По-своему Исаев продолжает ту линейку персонажей, стильно одетых мальчиков из номенклатурных семей, которая восходит к позднесталинскому кино, к Валерию Вишнякову из «Красного галстука» и к Валентину Листовскому из «Аттестата зрелости». Здесь важны не только сходства, но и весьма красноречивые различия. С точки зрения позднесталинского кинематографа номенклатура нуждалась всего лишь в некой корректировке и реинтеграции в социальный процесс: «заблудившиеся» мальчики, неизменно талантливые, сталкивались с угрозой отлучения от общего дела (исключение из союзной организации), показательно страдали и воспринимали возможность вернуться в ряды как награду. В случае же с Исаевым картина существенно меняется. Во-первых, мы ничего не знаем о его семье — кроме того, что у него постоянно есть деньги. Судя по тому набору сигналов, который его сопровождает (Евтушенко, Хемингуэй, западная музыка, «убеждения»), семья должна быть скорее богемно-интеллигентской: таким образом, представление о потенциально проблемной социальной страте существенно сдвигается. А во-вторых, в отличие от одаренных детей сталинской номенклатуры, этот персонаж никакими талантами не блещет и, следовательно, не имеет особой ценности для советского общества: по крайней мере зрителя, привыкшего к тому, что талантливый персонаж не может быть бесповоротно «плохим», не заставляют испытывать состояние когнитивного диссонанса.

Вся компания Исаева, согласно звучащему в кадре определению Лидии Михайловны, — это «несоюзная молодежь», и данное обстоятельство ни в малейшей степени не является предметом обеспокоенности ни для комсомольской организации, ни для самой «несоюзной молодежи». Фактически такие типажи, как дворовый хулиган и интеллигент, слушающий западную музыку и читающий Хемингуэя, выведены за пределы «нашего» сообщества.
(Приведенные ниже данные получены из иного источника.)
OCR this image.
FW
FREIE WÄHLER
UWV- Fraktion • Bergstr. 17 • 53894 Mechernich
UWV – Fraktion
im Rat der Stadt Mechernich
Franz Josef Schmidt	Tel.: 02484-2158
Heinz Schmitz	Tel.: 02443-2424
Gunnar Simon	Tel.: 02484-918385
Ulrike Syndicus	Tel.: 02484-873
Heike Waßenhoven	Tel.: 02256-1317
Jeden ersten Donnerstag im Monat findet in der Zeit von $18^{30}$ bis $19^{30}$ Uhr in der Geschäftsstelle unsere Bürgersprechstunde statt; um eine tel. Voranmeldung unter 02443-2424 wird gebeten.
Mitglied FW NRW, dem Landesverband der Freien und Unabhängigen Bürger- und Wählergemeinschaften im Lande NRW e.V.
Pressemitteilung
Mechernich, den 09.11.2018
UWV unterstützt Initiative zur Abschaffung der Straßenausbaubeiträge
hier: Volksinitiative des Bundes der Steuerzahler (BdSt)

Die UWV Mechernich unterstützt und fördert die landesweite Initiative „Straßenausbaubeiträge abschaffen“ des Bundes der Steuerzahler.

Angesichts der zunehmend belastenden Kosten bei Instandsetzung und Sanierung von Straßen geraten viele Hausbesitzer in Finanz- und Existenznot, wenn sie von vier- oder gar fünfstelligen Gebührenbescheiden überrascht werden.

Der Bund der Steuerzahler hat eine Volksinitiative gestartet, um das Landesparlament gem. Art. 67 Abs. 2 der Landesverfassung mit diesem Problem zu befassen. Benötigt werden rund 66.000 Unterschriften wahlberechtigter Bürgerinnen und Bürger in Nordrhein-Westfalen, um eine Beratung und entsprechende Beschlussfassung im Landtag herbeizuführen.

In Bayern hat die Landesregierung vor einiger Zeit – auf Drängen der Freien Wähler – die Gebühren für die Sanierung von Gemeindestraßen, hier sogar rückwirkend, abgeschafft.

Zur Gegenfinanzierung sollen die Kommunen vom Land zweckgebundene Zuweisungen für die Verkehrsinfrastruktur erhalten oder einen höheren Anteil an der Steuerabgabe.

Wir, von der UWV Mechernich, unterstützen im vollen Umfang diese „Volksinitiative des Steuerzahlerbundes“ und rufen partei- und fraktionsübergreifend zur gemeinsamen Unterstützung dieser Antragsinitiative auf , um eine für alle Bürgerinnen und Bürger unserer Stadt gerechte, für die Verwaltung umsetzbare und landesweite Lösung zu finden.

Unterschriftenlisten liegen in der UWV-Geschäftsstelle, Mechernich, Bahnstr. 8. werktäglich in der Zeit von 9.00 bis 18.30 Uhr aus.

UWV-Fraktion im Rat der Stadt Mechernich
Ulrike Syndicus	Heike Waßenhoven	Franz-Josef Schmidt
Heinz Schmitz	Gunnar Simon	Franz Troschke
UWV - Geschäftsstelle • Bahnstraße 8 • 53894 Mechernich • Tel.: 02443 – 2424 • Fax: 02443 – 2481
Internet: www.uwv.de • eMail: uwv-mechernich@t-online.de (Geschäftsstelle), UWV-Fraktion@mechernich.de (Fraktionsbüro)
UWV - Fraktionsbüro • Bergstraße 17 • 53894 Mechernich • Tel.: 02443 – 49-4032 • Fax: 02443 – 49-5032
Что, в свою очередь, свидетельствует о внутренней проблемности обеих «неправильных» стайных сред. «Официальная стая» из‐за своей формализованности и утраты искренней личностной вовлеченности в процесс идеологической работы с молодежью оказывается не в силах предложить реальную альтернативу «чуждым веяниям» — дворово-криминальным, «западным» или связанным с «красивой жизнью». Дворовой же стае принципиально чужды «наши» ценности, и прежде всего коллективизм. Несмотря на демонстративные техники внутригрупповой интеграции, это компания одиночек, что постоянно подчеркивается в кадре и за счет принципиальной разностильности персонажей (богато одетый Исаев создает откровенный визуальный диссонанс в сопоставлении с Пименовым, который представляет собой стандартный типаж второгодника и дворовой шпаны), и за счет постоянной внутренней конфликтности, и за счет сигналов куда менее очевидных, но взаимодополняющих (проходка всей группы через двор, когда каждый из контрастно одетых персонажей идет как будто сам по себе). По сути, обе «неправильные стаи» работают на общий эффект. Пионерская организация всеми силами выдавливает Кольку из своих рядов — т. е. за пределы формально охваченного ею детского публичного пространства, тогда как дворовая шпана (с примкнувшими к ней любителями западной музыки и красивой жизни) охотно готова принять его к себе, что, собственно, и составляет конфликтную основу для сюжета картины.

Итак, за душу трудного подростка бьются три «стайных» лидера, представители трех четко обозначенных социальных страт: мещанка, наделенная мелкой чиновничьей властью (формальный лидер), морально неустойчивый представитель «прослойки» (лидер неформальный, но неправильный) и социально ответственный пролетарий (лидер неформальный и правильный). Причем надевается эта едва ли не математическими методами просчитанная схема на совершенно сталинский сюжет о воспитании сознательного строителя нового общества из симпатичного, но стихийного элемента, — сюжет, отработанный многократно, начиная с «Путевки в жизнь», «Чапаева» и «Трилогии о Максиме» и заканчивая «Котовским», «Командой с нашей улицы» и «Аттестатом зрелости». Несмотря на всю показную искренность, предметом интереса по-прежнему является не человек «интимизированный», а человек в системе строго заданных социальных связей, «правильной» эволюции которого не должны мешать ни враги внутренние («мещанство», «формализм»), ни враги внешние по отношению к системе (шпана, загнивающий Запад и его безответственные местные адепты).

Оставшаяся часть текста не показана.